第2回モクモク全国食育交流フォーラム2012・講演(2)

ある女子大生が書いた作文が紹介された。
 
 大学入学が決まり、親と離れて下宿生活をすることになり、明日が引越しという日の夜。いつもは遅くなる父親も「今日は最後の晩だから」と早めに帰宅し、「今日は忙しかったけど最後だし、がんばって作ったよ」という母親の手作りハンバーグで、妹、弟と共に家族5人最後の食卓を囲むことになる。
ハンバーグはありふれたメニューだが、家族みんなが大好き。いつものありふれた食卓で、ハンバーグを一口食べたとたん、涙があふれて止まらなくなる。まさか泣くなんて思ってもみなかったのに、次々涙がこぼれる。「あれ?泣いてるの?あなたが泣くとは思わなかった」と言いつつ、もらい泣きする母。さりげなくティシュを差し出してくれる父。いつも通りふざけあいながら、ハンバーグを取り合いする兄弟。涙と鼻でグショグショになりながら食べ続けたハンバーグはとてもおいしかった。あの日の味は一生忘れないだろう…。というもの。

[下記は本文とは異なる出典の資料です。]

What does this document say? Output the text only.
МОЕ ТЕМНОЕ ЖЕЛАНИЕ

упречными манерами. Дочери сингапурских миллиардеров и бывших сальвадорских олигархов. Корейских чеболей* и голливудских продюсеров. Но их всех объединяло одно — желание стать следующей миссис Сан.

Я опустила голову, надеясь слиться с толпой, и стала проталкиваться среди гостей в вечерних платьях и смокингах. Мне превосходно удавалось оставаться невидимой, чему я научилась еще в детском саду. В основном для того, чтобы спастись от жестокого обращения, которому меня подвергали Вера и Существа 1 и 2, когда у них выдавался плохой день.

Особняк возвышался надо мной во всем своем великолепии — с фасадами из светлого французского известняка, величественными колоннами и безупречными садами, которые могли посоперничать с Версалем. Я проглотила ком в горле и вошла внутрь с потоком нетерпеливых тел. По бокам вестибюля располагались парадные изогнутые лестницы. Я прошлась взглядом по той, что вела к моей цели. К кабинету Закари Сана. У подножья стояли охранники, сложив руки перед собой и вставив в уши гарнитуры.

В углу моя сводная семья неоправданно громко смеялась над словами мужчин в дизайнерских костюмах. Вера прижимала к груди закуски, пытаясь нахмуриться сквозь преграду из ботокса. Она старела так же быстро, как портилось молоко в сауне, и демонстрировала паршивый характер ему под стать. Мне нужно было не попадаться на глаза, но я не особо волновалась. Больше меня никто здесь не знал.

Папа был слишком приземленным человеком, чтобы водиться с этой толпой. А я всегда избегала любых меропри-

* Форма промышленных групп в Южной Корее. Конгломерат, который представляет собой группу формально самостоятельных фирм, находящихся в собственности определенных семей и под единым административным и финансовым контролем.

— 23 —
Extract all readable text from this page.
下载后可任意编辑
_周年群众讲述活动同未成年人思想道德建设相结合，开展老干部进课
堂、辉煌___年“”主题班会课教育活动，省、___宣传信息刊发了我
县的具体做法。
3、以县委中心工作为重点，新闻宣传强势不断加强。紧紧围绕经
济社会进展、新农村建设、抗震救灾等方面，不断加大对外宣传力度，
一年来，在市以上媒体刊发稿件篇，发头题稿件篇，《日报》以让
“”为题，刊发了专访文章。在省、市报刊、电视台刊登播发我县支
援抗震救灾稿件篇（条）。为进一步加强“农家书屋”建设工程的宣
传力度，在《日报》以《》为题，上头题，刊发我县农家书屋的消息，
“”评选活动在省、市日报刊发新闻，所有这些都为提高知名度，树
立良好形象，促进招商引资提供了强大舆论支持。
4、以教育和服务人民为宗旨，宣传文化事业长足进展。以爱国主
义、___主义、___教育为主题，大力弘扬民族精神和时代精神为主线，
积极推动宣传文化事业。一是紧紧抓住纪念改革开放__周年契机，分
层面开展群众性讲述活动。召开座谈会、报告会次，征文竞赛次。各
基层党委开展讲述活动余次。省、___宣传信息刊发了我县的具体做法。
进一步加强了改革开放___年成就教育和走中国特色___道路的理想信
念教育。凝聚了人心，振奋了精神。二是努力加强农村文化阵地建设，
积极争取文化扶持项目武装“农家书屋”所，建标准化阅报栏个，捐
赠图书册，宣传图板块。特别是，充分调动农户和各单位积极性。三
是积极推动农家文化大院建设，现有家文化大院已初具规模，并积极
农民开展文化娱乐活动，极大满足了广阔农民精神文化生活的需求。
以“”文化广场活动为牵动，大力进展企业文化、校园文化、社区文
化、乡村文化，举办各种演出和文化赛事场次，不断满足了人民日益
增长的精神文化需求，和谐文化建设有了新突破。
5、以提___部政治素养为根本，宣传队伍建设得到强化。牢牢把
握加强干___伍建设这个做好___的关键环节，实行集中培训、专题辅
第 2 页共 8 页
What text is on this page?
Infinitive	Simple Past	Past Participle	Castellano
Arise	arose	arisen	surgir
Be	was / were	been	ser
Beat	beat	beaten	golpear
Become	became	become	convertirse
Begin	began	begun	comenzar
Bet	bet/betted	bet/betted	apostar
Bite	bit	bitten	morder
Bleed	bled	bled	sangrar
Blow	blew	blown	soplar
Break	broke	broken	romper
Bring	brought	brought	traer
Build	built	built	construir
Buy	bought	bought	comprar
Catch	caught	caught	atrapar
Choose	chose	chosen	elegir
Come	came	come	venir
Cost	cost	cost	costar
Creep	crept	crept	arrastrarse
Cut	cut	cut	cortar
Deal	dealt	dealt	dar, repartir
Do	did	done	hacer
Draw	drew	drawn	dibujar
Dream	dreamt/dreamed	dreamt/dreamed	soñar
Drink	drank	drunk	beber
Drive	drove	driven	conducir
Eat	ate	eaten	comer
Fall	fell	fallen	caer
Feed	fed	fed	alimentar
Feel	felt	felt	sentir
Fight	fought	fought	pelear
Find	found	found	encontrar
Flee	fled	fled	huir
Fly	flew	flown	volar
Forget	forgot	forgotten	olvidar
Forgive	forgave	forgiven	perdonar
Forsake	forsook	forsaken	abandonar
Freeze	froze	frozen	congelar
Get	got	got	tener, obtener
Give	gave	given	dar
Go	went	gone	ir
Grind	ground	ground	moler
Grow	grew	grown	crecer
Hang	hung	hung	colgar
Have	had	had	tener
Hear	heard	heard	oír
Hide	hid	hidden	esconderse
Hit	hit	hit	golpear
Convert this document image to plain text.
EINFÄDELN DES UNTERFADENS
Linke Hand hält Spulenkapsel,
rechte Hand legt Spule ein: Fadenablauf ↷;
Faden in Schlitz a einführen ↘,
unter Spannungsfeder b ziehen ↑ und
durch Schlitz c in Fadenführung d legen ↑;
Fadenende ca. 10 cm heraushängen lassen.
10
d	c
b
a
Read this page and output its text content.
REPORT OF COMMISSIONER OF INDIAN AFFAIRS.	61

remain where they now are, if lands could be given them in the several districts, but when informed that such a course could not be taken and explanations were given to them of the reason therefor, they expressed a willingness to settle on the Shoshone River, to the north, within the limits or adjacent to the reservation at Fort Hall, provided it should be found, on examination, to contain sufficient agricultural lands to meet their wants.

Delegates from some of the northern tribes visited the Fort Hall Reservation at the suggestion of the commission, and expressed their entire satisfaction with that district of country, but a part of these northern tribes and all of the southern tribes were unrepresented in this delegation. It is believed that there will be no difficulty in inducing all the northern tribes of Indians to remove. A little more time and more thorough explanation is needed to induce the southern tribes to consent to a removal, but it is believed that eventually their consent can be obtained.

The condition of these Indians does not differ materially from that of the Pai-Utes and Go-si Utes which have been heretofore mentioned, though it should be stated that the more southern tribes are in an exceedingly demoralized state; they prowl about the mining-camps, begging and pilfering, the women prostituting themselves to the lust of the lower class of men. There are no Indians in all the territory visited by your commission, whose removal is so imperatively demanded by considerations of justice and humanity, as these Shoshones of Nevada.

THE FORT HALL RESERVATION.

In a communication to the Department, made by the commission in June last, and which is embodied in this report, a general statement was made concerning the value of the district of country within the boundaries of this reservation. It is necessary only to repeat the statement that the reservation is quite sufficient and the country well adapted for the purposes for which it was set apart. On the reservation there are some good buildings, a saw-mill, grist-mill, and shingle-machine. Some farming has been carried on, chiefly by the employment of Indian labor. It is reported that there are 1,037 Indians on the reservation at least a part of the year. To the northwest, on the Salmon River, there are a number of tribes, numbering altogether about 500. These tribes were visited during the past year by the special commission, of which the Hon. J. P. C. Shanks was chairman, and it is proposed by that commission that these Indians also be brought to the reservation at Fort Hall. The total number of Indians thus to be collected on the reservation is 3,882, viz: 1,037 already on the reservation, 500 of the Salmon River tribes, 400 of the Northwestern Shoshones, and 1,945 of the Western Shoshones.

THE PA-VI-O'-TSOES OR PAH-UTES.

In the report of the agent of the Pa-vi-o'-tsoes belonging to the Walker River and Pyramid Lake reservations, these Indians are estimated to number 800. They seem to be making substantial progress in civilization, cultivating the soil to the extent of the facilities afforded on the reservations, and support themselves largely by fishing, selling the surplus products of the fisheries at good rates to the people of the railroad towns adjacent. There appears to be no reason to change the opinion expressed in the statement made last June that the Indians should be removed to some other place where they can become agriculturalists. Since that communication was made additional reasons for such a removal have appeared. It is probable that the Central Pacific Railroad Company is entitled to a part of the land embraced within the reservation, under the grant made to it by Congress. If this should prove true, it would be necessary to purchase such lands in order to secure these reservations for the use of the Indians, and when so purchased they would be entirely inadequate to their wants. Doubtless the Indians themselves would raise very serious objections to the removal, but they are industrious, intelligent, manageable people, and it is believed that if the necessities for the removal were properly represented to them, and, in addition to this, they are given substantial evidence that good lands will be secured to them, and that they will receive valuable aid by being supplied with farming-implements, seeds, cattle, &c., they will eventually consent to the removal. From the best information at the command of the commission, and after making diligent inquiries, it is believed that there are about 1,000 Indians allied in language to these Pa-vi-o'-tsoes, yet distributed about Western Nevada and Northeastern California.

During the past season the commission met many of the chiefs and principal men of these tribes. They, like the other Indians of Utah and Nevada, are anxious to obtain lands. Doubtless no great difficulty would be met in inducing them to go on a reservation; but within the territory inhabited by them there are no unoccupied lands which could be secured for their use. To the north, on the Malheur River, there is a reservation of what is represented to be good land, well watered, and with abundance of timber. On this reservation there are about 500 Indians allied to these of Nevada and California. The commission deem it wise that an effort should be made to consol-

 ハンバーグを一口食べただけで涙があふれ出る。この女子大生は作文のなかで、「あのハンバーグにはすごい力があった」と言っている。けれど、すごいのはこの子の心。お母さんのハンバーグを一口食べただけで涙があふれ出るほど、この子のやさしい気持ちや親に対する感謝の気持ちが育まれていたということ。
 誰がこの心を育んでいたのかというと、お父さん、お母さん、兄弟も含めた家族。娘のことを思って早めに帰ってきた父親。忙しくてもファミレスに行くのではなく手作りでハンバーグを作ってくれるお母さん。「あなたのことが大事」と思わせてくれる両親がいたから。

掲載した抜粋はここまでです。